2.6 Op 11 oktober 2011 heeft een laatste mediationgesprek plaatsgevonden waarna partijen op 1 november 2011 het echtscheidingsconvenant hebben getekend.
2.7 Bij brief met bijlagen van 26 november 2012 heeft klager zich bij de deken beklaagd over verweerster.
3 KLACHT
3.1 De klacht houdt, zakelijk weergegeven, in dat verweerster tuchtrechtelijk verwijtbaar heeft gehandeld als bedoeld in artikel 46 Advocatenwet doordat verweerster:
a) de belangen van klager tijdens de bemiddeling op buitengewoon onzorgvuldige wijze heeft behartigd;
b) klager indringender had moeten adviseren zelf juridisch advies in te winnen en door zulks na te laten haar taak als advocaat en belangenbehartiger heeft veronachtzaamd;
3.2 Ter toelichting op zijn klachten stelt klager dat verweerster zijn belangen onvoldoende in acht heeft genomen met als gevolg dat een echtscheidingsconvenant tot stand is gekomen dat voor klager financieel zeer nadelig is.
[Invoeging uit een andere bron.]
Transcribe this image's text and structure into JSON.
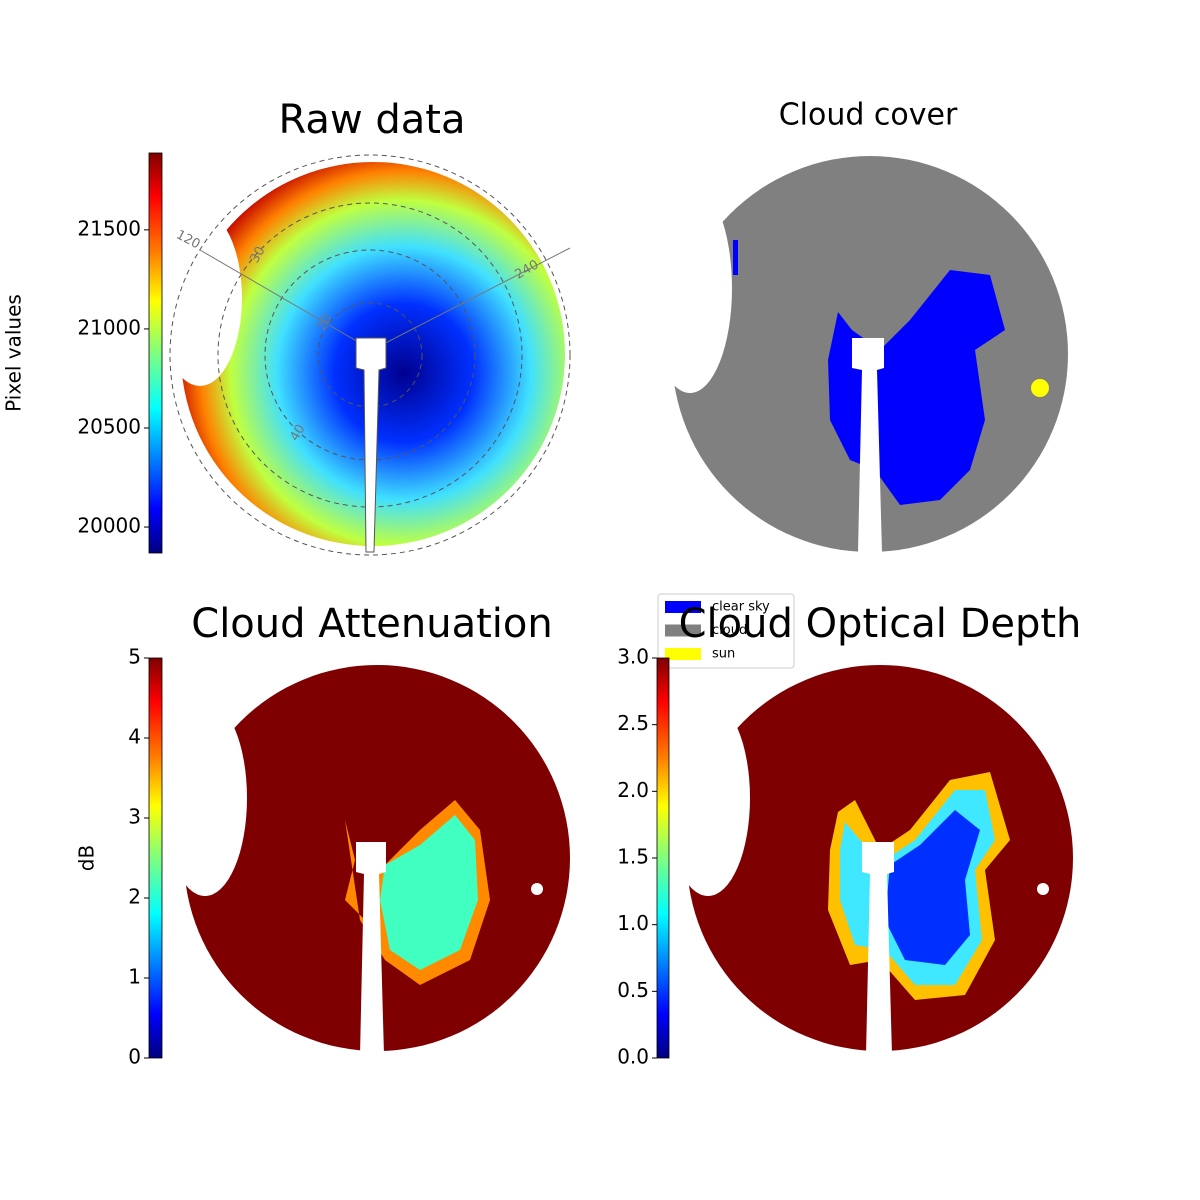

Daarnaast stelt klager dat hij ten tijde van de echtscheiding in geestelijke nood verkeerde, waarvoor medicatie was voorgeschreven. Volgens klager heeft verweerster zulks vastgesteld, maar heeft zij klager en zijn ex-echtgenote laten bepalen of klager in staat was om zijn wil vrijelijk te bepalen. Hoewel klager destijds heeft aangegeven daartoe in staat te zijn, heeft hij achteraf moeten constateren dat dit niet het geval was.
4 BEOORDELING
4.1 Volgens vaste rechtspraak van het Hof van Discipline zijn voor het optreden voor beide partijen in het kader van een echtscheiding extra zorg en bepaalde waarborgen vereist. De advocaat dient grote zorgvuldigheid te betrachten en zich er van te vergewissen dat beide partijen de inhoud van een regeling begrijpen. De advocaat dient partijen alsdan duidelijk te wijzen op hun wederzijdse mogelijkheden en marges en hij dient er voor te waken dat wanneer één van beiden genoegen neemt met minder dan hem of haar bij formele afwikkeling toe zou komen, deze daarin dan uitdrukkelijk instemt en zich rekenschap geeft van de gronden waarop hij of zij dat standpunt inneemt. In het algemeen zal het daarbij van belang zijn dat partijen schriftelijk op hun mogelijkheden en hun voorgenomen toegeving worden gewezen, naast vastlegging van de regeling welke partijen en de gezamenlijke advocaat voor ogen staat.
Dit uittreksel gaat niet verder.